A contractor is engaged in a $26 million fixed price contract to construct a new bridge which includes the installation of steel beams. The estimated total cost of the project to the contractor is $20 million, including $4 million for the steel beams. As of December 31, 2018, the contractor incurred $8 million in costs, including the $4 million of steel beams, which have been purchased and delivered to the site but have not been installed.

To calculate the revenue that the contractor should recognize to date under the new standard, the calculation using the cost-to-cost input method would need to be adjusted first by subtracting the $4 million for the uninstalled steel beams from the $8 million in total costs incurred to date and the $20 million in total estimated costs and then divide the two to determine progress toward completion, which is 25% ($4 million divided by $16 million). The contractor would also subtract the $4 million for the steel beams from the $26 million contract price before multiplying it by the progress (25%) and then add the $4 million for the steel beams back in, resulting in a current total of $9.5 million in revenue to be recognized ($22 million times 25%, plus $4 million).
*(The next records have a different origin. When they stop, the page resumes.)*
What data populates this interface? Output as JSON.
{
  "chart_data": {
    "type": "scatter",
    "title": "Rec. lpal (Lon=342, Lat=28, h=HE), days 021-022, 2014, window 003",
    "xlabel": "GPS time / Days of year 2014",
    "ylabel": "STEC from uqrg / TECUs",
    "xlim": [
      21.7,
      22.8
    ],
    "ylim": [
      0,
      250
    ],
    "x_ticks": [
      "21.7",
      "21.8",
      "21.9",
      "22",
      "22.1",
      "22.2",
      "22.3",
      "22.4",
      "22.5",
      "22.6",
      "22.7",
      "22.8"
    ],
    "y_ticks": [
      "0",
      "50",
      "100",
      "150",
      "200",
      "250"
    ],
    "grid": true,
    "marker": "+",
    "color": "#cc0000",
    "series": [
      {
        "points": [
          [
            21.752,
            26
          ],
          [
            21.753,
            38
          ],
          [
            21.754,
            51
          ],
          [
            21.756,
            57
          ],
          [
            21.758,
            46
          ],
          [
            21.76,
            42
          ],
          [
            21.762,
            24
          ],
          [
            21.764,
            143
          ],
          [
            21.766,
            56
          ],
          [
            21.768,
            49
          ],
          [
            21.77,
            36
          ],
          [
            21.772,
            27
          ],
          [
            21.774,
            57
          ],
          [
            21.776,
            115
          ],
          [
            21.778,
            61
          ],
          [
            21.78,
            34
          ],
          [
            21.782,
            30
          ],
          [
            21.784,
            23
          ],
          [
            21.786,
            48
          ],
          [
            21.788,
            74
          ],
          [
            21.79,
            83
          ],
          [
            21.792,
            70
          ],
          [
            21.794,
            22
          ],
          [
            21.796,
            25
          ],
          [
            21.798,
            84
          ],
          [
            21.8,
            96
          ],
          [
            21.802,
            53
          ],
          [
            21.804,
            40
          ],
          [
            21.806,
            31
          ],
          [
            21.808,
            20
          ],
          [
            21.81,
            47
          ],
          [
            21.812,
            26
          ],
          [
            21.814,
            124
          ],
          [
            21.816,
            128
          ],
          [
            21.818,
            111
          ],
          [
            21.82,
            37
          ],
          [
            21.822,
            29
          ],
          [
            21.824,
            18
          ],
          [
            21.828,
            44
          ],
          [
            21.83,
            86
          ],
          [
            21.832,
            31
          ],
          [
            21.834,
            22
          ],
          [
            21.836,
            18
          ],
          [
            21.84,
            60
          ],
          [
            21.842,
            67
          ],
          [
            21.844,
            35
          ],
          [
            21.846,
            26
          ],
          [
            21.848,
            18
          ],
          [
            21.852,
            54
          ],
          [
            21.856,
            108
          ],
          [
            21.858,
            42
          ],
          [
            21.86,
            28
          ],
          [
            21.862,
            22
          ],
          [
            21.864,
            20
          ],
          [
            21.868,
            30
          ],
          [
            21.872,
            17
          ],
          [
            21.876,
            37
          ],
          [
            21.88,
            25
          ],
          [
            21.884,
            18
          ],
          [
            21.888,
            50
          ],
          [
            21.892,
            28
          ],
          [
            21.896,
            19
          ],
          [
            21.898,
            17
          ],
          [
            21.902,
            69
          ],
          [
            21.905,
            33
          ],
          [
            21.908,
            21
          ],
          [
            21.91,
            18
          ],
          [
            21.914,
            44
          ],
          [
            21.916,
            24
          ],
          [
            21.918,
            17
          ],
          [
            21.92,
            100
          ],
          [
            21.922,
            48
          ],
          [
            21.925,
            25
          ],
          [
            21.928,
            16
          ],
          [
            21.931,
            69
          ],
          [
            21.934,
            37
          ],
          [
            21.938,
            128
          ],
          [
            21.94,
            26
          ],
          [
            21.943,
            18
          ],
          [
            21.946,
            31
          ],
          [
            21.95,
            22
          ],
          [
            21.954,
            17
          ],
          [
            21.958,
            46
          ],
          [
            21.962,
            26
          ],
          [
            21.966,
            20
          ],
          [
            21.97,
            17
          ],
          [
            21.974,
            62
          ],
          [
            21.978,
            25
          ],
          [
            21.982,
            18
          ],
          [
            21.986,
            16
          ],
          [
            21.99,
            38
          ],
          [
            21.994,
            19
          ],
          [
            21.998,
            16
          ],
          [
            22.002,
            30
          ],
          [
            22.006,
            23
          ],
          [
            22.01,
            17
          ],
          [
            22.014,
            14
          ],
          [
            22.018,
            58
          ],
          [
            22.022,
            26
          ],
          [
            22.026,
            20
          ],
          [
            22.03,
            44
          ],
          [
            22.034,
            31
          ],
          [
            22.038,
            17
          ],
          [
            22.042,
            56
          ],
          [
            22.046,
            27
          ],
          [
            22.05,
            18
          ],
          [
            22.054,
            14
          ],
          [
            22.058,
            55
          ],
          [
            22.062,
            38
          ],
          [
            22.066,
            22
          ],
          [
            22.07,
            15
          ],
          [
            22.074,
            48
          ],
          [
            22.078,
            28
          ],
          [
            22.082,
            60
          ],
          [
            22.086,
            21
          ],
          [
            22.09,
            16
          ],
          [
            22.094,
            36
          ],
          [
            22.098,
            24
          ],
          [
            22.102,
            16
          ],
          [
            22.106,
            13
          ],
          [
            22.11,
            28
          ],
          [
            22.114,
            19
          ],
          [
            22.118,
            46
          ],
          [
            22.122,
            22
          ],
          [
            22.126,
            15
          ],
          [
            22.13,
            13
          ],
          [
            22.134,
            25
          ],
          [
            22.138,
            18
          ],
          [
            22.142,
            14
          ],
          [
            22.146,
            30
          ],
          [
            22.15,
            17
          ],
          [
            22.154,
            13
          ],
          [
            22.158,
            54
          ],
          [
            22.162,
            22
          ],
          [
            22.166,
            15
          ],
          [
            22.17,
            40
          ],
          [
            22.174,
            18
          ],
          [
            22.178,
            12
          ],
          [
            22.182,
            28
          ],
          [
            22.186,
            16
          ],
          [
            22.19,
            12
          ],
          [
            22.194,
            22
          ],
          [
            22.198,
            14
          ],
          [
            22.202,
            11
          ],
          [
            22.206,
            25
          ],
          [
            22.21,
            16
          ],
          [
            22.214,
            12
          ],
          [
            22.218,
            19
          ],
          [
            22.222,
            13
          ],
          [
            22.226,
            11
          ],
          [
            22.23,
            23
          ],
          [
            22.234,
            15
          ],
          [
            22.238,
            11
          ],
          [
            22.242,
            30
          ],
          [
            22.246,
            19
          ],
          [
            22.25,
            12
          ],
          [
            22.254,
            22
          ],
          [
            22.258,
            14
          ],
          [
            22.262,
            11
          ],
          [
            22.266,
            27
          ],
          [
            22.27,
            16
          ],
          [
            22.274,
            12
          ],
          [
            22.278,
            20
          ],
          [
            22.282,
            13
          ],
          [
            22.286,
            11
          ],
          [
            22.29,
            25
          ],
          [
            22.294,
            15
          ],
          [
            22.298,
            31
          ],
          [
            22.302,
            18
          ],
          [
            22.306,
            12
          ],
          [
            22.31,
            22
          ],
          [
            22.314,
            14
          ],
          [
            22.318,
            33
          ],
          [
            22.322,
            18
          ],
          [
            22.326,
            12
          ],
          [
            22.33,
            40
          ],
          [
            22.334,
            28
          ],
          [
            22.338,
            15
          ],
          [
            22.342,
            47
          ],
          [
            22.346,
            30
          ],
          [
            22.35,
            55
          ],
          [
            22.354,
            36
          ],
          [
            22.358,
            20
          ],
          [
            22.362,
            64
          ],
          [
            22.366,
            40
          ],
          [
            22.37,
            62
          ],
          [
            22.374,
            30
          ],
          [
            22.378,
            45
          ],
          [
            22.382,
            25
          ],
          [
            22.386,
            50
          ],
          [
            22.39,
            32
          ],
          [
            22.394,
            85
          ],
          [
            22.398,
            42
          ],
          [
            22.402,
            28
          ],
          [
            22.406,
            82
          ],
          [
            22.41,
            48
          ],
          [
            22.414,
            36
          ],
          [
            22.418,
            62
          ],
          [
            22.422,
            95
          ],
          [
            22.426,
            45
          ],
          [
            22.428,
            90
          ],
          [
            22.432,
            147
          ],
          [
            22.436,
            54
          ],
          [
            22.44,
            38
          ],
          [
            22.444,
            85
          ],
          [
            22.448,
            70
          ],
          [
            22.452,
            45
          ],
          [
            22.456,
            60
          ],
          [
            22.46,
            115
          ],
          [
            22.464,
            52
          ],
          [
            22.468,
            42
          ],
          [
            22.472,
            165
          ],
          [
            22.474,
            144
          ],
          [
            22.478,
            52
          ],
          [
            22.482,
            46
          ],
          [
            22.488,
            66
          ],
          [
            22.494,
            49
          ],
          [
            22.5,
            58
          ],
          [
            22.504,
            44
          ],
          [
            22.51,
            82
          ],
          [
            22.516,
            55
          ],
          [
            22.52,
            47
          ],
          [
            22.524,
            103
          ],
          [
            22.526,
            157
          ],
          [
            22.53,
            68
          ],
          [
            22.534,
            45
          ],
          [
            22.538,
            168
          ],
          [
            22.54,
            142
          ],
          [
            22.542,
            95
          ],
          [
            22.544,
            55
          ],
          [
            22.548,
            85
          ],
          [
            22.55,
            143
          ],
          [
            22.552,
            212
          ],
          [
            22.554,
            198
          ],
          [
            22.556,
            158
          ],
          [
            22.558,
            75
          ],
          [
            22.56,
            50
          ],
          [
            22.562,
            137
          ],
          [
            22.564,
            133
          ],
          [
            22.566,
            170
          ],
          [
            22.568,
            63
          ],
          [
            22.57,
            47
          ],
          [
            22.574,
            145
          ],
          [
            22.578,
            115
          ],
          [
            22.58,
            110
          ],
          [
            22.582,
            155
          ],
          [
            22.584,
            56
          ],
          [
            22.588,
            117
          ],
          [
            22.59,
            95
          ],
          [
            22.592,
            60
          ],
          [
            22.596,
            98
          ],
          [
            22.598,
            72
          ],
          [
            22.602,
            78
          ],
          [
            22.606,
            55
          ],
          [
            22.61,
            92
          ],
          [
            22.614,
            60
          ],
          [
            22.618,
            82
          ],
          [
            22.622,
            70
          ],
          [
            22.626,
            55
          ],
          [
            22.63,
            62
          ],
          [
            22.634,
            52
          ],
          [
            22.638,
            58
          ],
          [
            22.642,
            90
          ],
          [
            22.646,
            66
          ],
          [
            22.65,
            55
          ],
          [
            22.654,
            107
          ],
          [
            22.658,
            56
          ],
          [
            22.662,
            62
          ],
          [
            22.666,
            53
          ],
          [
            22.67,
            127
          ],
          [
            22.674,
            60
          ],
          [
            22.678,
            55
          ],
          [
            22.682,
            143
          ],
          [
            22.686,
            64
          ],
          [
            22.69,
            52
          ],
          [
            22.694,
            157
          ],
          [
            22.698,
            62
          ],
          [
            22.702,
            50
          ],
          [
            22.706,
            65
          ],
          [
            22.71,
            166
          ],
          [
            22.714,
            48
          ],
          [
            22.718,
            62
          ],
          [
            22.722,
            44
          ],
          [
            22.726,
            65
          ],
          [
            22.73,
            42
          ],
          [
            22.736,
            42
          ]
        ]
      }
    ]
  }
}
Under the previous accounting practice, if the $4 million for the steel beams was included in the calculation of progress towards satisfaction of the performance obligation, the measurement of progress would have been overestimated and $10.4 million of revenue would have been recognized. Therefore, the impact of implementing ASU 2014 09 is a reduction in revenue recognition of $900,000, which represents the potential gross profit on the uninstalled steel beams. Under ASU 2014 09, the profit is deferred and will be recognized once the steel beams are installed.

Customer-furnished goods under ASU 2014-09

Customer furnished goods, such as materials or equipment, will also need to be addressed under the new standard. Under the previous accounting practice, the value of goods supplied by the customer is added to contract revenues and costs only if the contractor bears the risk of nature, type, characteristics, specification, or ultimate performance of such goods within the overall project incremental costs. Under ASU 2014 09, the fair value of goods furnished by customers shall be considered a noncash consideration, estimated, and included in the transaction price and estimated costs, with no gross profit recognized. If the contractor controls customer contributed equipment or services, the fair value of such noncash consideration should also be estimated and included in the transaction price.

The new standard requires the contractor to account for certain costs differently than current practices, and this could significantly affect the amount of revenue to be recognized during progress towards satisfaction of the performance obligation. With lack of software modifications, contractors will have to find alternative strategies to properly account for and present these costs. We recommend that you consider reviewing current contract and job costing practices to identify if any of these matters requiring new accounting methods will apply to your business.